The UK is less fortunate than Germany. Not only are all the bookshops closed, but some of the distributors have closed down their operations and furloughed their staff. Gardners, one of the UK’s leading book wholesalers and distributors, closed before the end of March and Amazon is no longer stocking new titles, as it says it must focus on storing and distributing more essential products. It’s still possible to buy some print titles direct from online booksellers such as Waterstones and some publishers are also selling print direct – Bloomsbury, for example, has a well-established online ordering service for both print and electronic books which so far it has continued to maintain. Many online sellers are also making extra promotional efforts to sell e-books; it will be interesting to see if this results in another spike in e-book purchase, which has long plateaued at around 10% of all sales in the trade sector.

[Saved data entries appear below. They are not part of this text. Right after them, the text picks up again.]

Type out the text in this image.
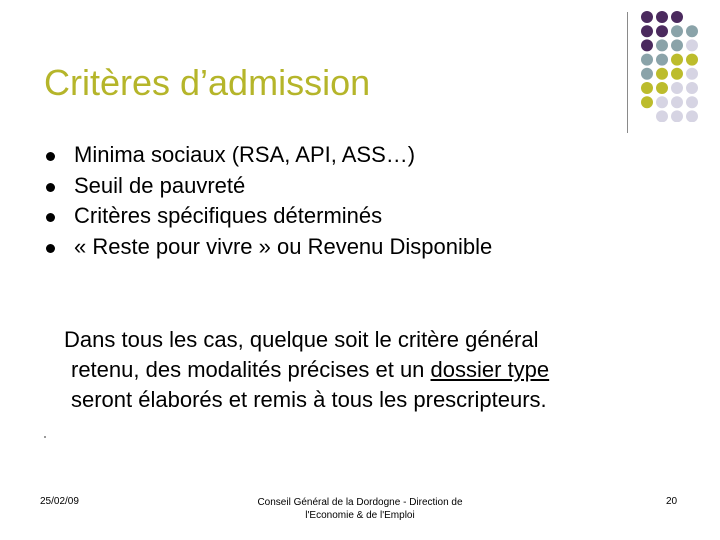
Critères d’admission
Minima sociaux (RSA, API, ASS…)
Seuil de pauvreté
Critères spécifiques déterminés
« Reste pour vivre » ou Revenu Disponible
Dans tous les cas, quelque soit le critère général
retenu, des modalités précises et un dossier type
seront élaborés et remis à tous les prescripteurs.
25/02/09	Conseil Général de la Dordogne - Direction de
l'Economie & de l'Emploi
20
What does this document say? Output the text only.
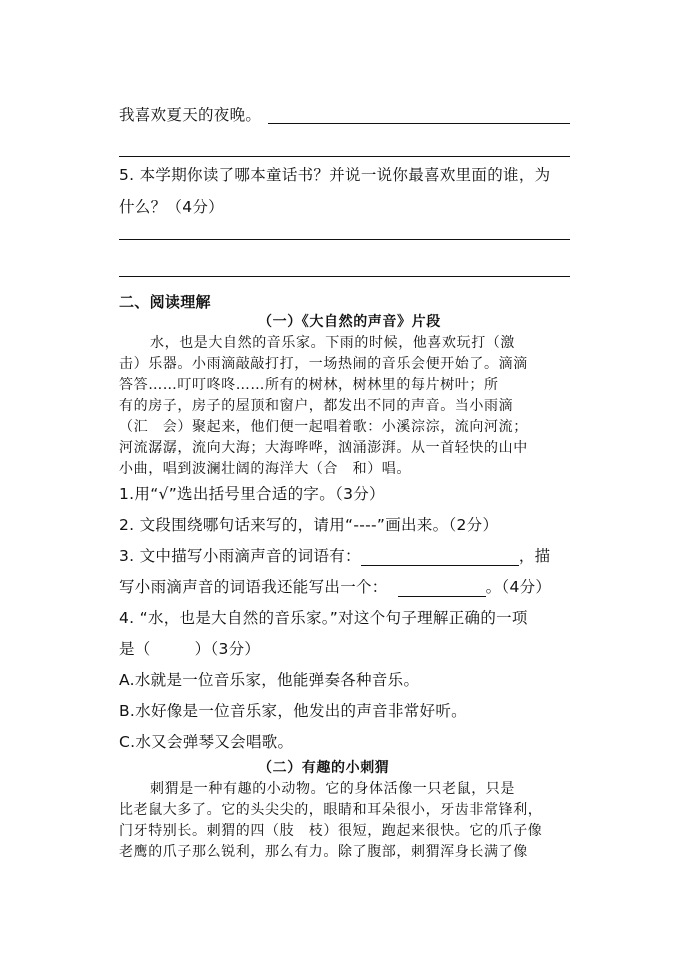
我喜欢夏天的夜晚。
5. 本学期你读了哪本童话书？并说一说你最喜欢里面的谁，为
什么？（4分）
二、阅读理解
（一）《大自然的声音》片段
水，也是大自然的音乐家。下雨的时候，他喜欢玩打（激
击）乐器。小雨滴敲敲打打，一场热闹的音乐会便开始了。滴滴
答答……叮叮咚咚……所有的树林，树林里的每片树叶；所
有的房子，房子的屋顶和窗户，都发出不同的声音。当小雨滴
（汇　会）聚起来，他们便一起唱着歌：小溪淙淙，流向河流；
河流潺潺，流向大海；大海哗哗，汹涌澎湃。从一首轻快的山中
小曲，唱到波澜壮阔的海洋大（合　和）唱。
1.用“√”选出括号里合适的字。（3分）
2. 文段围绕哪句话来写的，请用“----”画出来。（2分）
3. 文中描写小雨滴声音的词语有：	，描
写小雨滴声音的词语我还能写出一个：	。（4分）
4. “水，也是大自然的音乐家。”对这个句子理解正确的一项
是（	）（3分）
A.水就是一位音乐家，他能弹奏各种音乐。
B.水好像是一位音乐家，他发出的声音非常好听。
C.水又会弹琴又会唱歌。
（二）有趣的小刺猬
刺猬是一种有趣的小动物。它的身体活像一只老鼠，只是
比老鼠大多了。它的头尖尖的，眼睛和耳朵很小，牙齿非常锋利，
门牙特别长。刺猬的四（肢　枝）很短，跑起来很快。它的爪子像
老鹰的爪子那么锐利，那么有力。除了腹部，刺猬浑身长满了像
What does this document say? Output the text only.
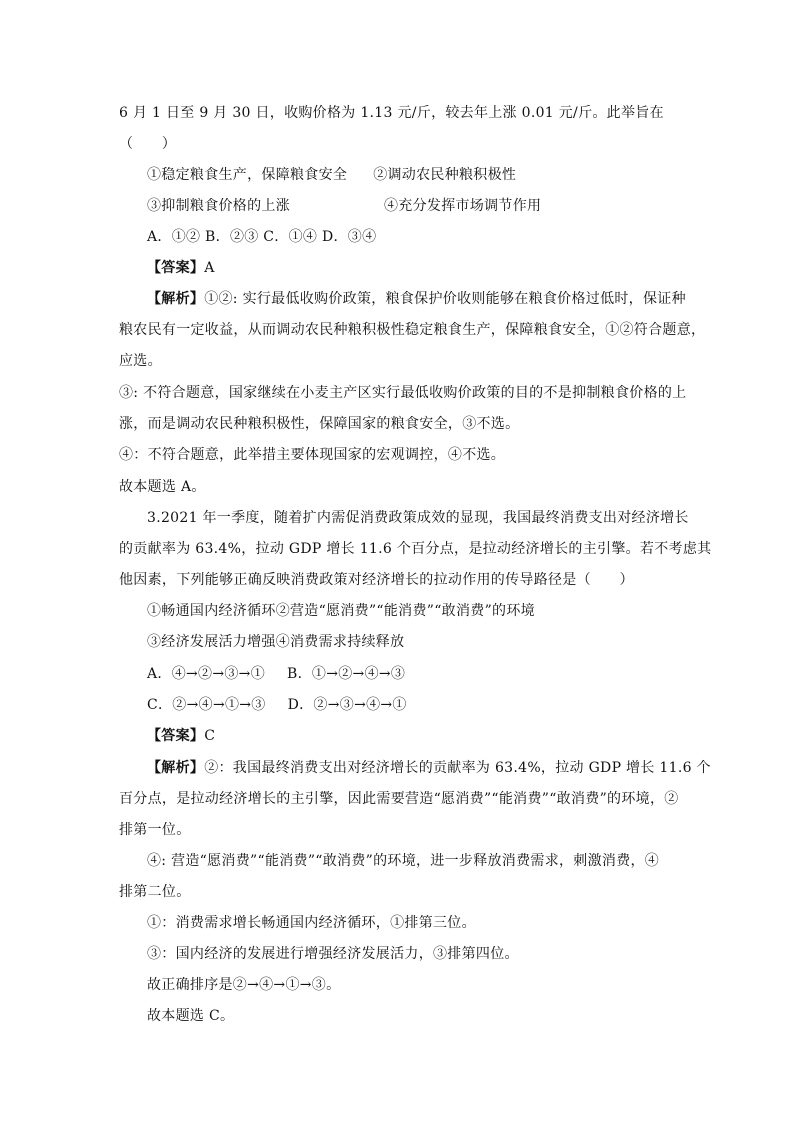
6 月 1 日至 9 月 30 日，收购价格为 1.13 元/斤，较去年上涨 0.01 元/斤。此举旨在
（　　）
①稳定粮食生产，保障粮食安全 ②调动农民种粮积极性
③抑制粮食价格的上涨	④充分发挥市场调节作用
A．①② B．②③ C．①④ D．③④
【答案】A
【解析】①②: 实行最低收购价政策，粮食保护价收则能够在粮食价格过低时，保证种
粮农民有一定收益，从而调动农民种粮积极性稳定粮食生产，保障粮食安全，①②符合题意，
应选。
③: 不符合题意，国家继续在小麦主产区实行最低收购价政策的目的不是抑制粮食价格的上
涨，而是调动农民种粮积极性，保障国家的粮食安全，③不选。
④：不符合题意，此举措主要体现国家的宏观调控，④不选。
故本题选 A。
3.2021 年一季度，随着扩内需促消费政策成效的显现，我国最终消费支出对经济增长
的贡献率为 63.4%，拉动 GDP 增长 11.6 个百分点，是拉动经济增长的主引擎。若不考虑其
他因素，下列能够正确反映消费政策对经济增长的拉动作用的传导路径是（　　）
①畅通国内经济循环②营造“愿消费”“能消费”“敢消费”的环境
③经济发展活力增强④消费需求持续释放
A．④→②→③→① B．①→②→④→③
C．②→④→①→③ D．②→③→④→①
【答案】C
【解析】②：我国最终消费支出对经济增长的贡献率为 63.4%，拉动 GDP 增长 11.6 个
百分点，是拉动经济增长的主引擎，因此需要营造“愿消费”“能消费”“敢消费”的环境，②
排第一位。
④: 营造“愿消费”“能消费”“敢消费”的环境，进一步释放消费需求，刺激消费，④
排第二位。
①：消费需求增长畅通国内经济循环，①排第三位。
③：国内经济的发展进行增强经济发展活力，③排第四位。
故正确排序是②→④→①→③。
故本题选 C。
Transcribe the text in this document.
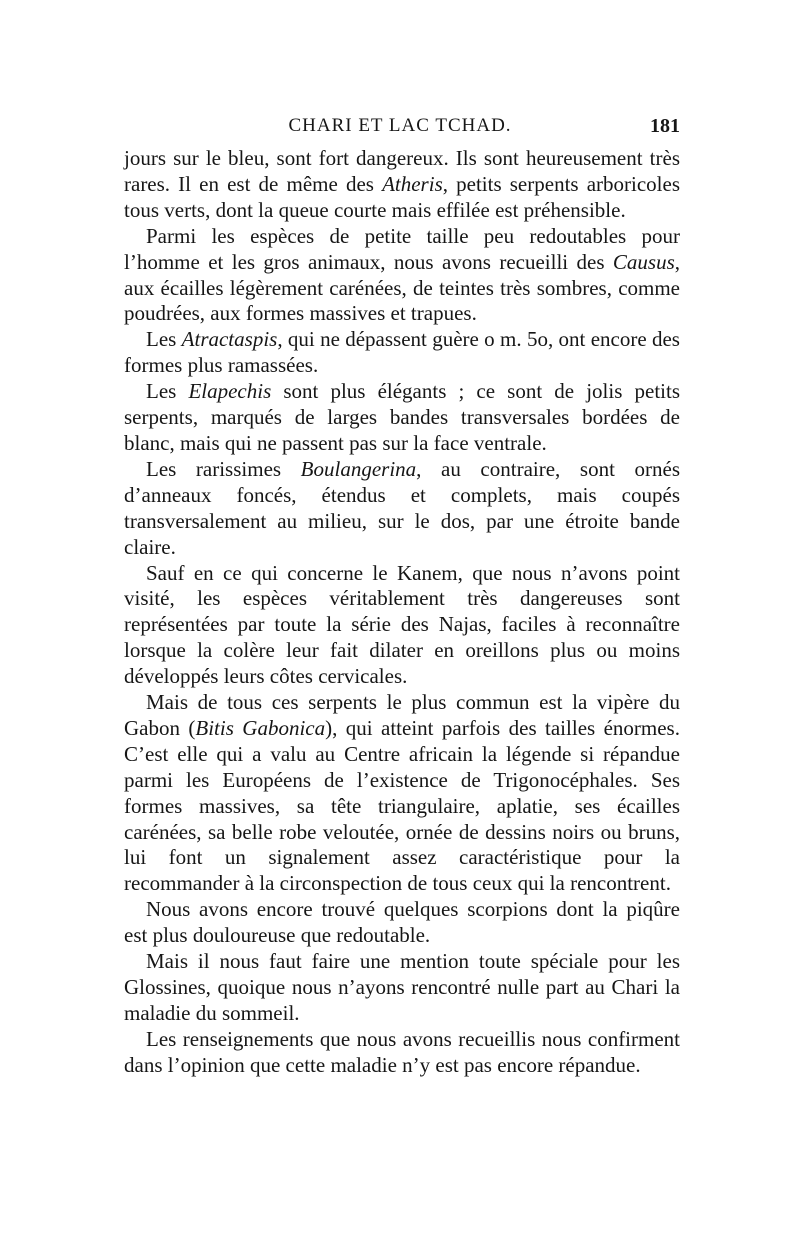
CHARI ET LAC TCHAD.	181

jours sur le bleu, sont fort dangereux. Ils sont heureusement très rares. Il en est de même des Atheris, petits serpents arboricoles tous verts, dont la queue courte mais effilée est préhensible.

Parmi les espèces de petite taille peu redoutables pour l’homme et les gros animaux, nous avons recueilli des Causus, aux écailles légèrement carénées, de teintes très sombres, comme poudrées, aux formes massives et trapues.

Les Atractaspis, qui ne dépassent guère o m. 5o, ont encore des formes plus ramassées.

Les Elapechis sont plus élégants ; ce sont de jolis petits serpents, marqués de larges bandes transversales bordées de blanc, mais qui ne passent pas sur la face ventrale.

Les rarissimes Boulangerina, au contraire, sont ornés d’anneaux foncés, étendus et complets, mais coupés transversalement au milieu, sur le dos, par une étroite bande claire.

Sauf en ce qui concerne le Kanem, que nous n’avons point visité, les espèces véritablement très dangereuses sont représentées par toute la série des Najas, faciles à reconnaître lorsque la colère leur fait dilater en oreillons plus ou moins développés leurs côtes cervicales.

Mais de tous ces serpents le plus commun est la vipère du Gabon (Bitis Gabonica), qui atteint parfois des tailles énormes. C’est elle qui a valu au Centre africain la légende si répandue parmi les Européens de l’existence de Trigonocéphales. Ses formes massives, sa tête triangulaire, aplatie, ses écailles carénées, sa belle robe veloutée, ornée de dessins noirs ou bruns, lui font un signalement assez caractéristique pour la recommander à la circonspection de tous ceux qui la rencontrent.

Nous avons encore trouvé quelques scorpions dont la piqûre est plus douloureuse que redoutable.

Mais il nous faut faire une mention toute spéciale pour les Glossines, quoique nous n’ayons rencontré nulle part au Chari la maladie du sommeil.

Les renseignements que nous avons recueillis nous confirment dans l’opinion que cette maladie n’y est pas encore répandue.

Libraries are also closed but also promoting their digital services. The British Library has contacted all its members to explain how to access its huge resource of online collections. Some public libraries are still making their online collections available, but others have closed down their services altogether.
Academic libraries in the UK are also all closed, but their staff are still working from home and making Herculean efforts to provide as extensive a service as possible to all their patrons – students, lecturers and researchers. Most have built up extensive online collections over the past twenty years which have now become an even more valuable resource than they were prior to the lockdown, but users still need support when accessing these and help in finding exactly the materials they want.

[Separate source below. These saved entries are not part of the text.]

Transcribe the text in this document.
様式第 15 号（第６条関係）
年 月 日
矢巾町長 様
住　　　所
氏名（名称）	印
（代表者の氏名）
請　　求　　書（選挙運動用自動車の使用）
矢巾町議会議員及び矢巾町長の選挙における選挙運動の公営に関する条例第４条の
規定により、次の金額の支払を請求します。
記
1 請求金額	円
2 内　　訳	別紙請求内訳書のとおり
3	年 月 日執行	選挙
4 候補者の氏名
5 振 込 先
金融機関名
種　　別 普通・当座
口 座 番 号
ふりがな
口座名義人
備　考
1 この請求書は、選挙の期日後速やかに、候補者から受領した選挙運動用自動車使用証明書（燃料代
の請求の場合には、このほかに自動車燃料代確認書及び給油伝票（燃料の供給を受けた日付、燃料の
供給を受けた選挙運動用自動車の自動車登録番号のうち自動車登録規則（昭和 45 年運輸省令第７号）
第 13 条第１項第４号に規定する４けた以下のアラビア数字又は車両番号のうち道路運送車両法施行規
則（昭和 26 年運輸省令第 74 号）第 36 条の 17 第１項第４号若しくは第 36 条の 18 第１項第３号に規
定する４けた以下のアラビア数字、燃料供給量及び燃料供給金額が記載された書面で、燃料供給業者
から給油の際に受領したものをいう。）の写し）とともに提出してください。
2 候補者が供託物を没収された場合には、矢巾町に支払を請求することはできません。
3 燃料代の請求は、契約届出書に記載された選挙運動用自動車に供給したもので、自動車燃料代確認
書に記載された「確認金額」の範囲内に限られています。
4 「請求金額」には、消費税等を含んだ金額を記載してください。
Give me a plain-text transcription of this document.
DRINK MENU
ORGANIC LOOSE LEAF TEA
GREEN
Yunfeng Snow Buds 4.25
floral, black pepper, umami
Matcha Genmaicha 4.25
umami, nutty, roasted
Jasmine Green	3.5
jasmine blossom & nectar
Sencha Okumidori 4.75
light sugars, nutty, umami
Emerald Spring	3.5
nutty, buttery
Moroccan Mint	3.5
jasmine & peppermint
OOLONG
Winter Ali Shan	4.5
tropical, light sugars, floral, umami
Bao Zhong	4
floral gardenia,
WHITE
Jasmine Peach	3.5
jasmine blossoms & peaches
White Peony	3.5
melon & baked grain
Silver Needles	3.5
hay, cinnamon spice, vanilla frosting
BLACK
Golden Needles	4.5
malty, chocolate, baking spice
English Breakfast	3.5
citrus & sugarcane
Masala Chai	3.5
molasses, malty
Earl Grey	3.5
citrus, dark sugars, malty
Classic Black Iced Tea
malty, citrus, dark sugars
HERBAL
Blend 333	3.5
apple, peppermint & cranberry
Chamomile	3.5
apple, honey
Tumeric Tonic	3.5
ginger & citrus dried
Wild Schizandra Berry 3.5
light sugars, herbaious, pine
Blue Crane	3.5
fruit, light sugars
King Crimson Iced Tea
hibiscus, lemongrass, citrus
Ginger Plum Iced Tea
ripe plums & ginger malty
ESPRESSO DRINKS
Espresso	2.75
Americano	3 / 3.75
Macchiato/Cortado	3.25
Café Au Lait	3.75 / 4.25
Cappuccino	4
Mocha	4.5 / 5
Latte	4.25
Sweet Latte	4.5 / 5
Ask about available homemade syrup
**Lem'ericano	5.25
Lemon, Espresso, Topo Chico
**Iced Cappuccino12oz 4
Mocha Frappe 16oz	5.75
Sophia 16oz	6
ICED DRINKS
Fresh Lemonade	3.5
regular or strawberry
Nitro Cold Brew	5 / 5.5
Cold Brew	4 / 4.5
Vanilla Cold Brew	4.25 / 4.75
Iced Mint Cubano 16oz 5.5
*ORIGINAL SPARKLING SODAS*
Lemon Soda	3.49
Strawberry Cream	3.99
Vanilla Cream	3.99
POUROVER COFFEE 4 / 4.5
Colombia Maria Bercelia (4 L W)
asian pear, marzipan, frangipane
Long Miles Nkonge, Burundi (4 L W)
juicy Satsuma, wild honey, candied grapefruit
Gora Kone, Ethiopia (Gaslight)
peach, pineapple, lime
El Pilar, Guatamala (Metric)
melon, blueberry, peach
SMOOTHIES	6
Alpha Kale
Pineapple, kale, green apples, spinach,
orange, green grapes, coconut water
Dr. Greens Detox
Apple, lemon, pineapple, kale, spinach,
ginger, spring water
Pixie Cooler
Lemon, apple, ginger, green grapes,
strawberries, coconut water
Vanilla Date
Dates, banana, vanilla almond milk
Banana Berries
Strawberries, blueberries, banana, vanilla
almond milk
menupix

When the lockdown is relaxed, it is difficult to predict which businesses will become casualties. In recent years, the UK has enjoyed a resurgence of both small independent bookshops and independent literary publishers. Many of these businesses are run on a shoestring, propelled by enthusiasm and love for books rather than any more concrete financial backing. Our culture would be the poorer if we were to lose them, so it will be worth making an extra effort to support them when they are able to trade again. In the meantime, we could do worse than set up our own version of “Shopdaheim” in the UK.